33. A method according to claim 32 further comprising the step of placing a patient controller in electronic communication with the pulse generator to remotely adjust at least one of the pulse duration, the duty cycle, the stimulus regime, the amplitude and the frequency.

34. A method according to claim 33, wherein the patient controller is adapted to adjust at least one of the pulse duration, the duty cycle, the stimulus regime, the amplitude and the frequency within a predetermined set of parameters.
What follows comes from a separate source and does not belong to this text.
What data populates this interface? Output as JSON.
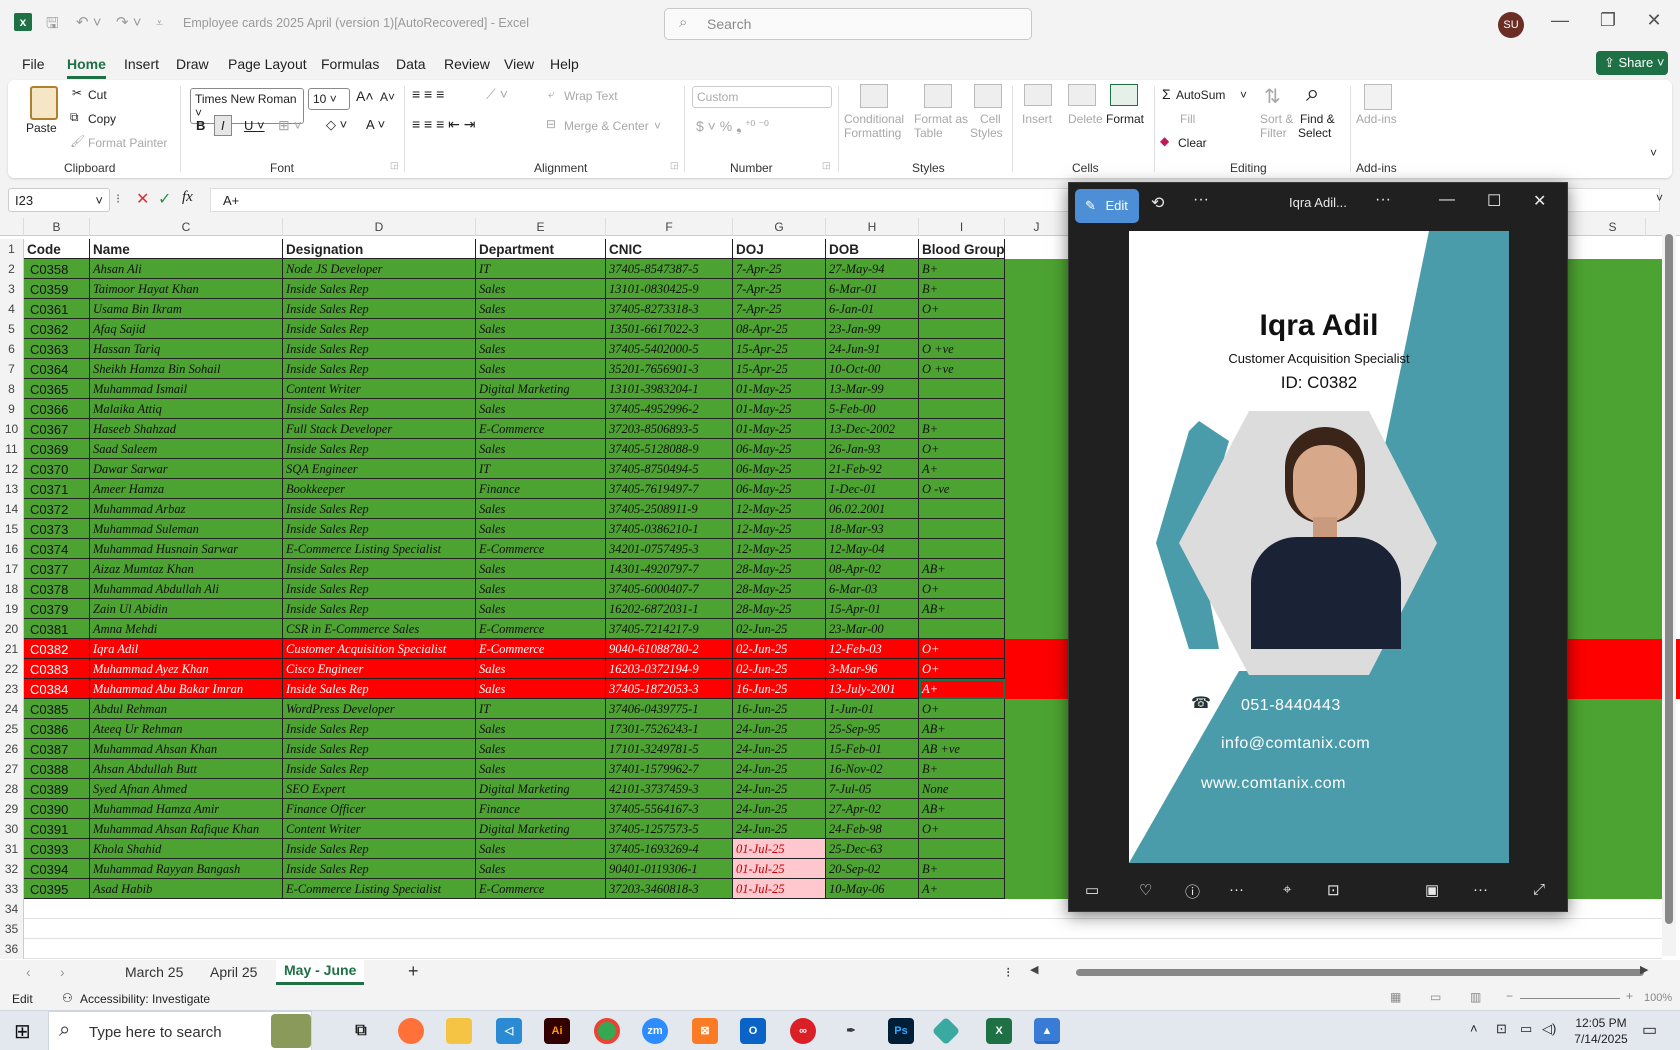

35. A method according to claim 19 wherein the electrical stimulation further has a duty cycle and a stimulus regime, the method further comprising the step of:

placing a patient controller in electronic communication with the pulse generator to remotely adjust at least one of the pulse duration, the duty cycle, the stimulus regime, the amplitude and the frequency.

36. A method according to claim 35, wherein the patient controller is adapted to adjust at least one of the pulse duration, the amplitude and the frequency within a predetermined set of parameters.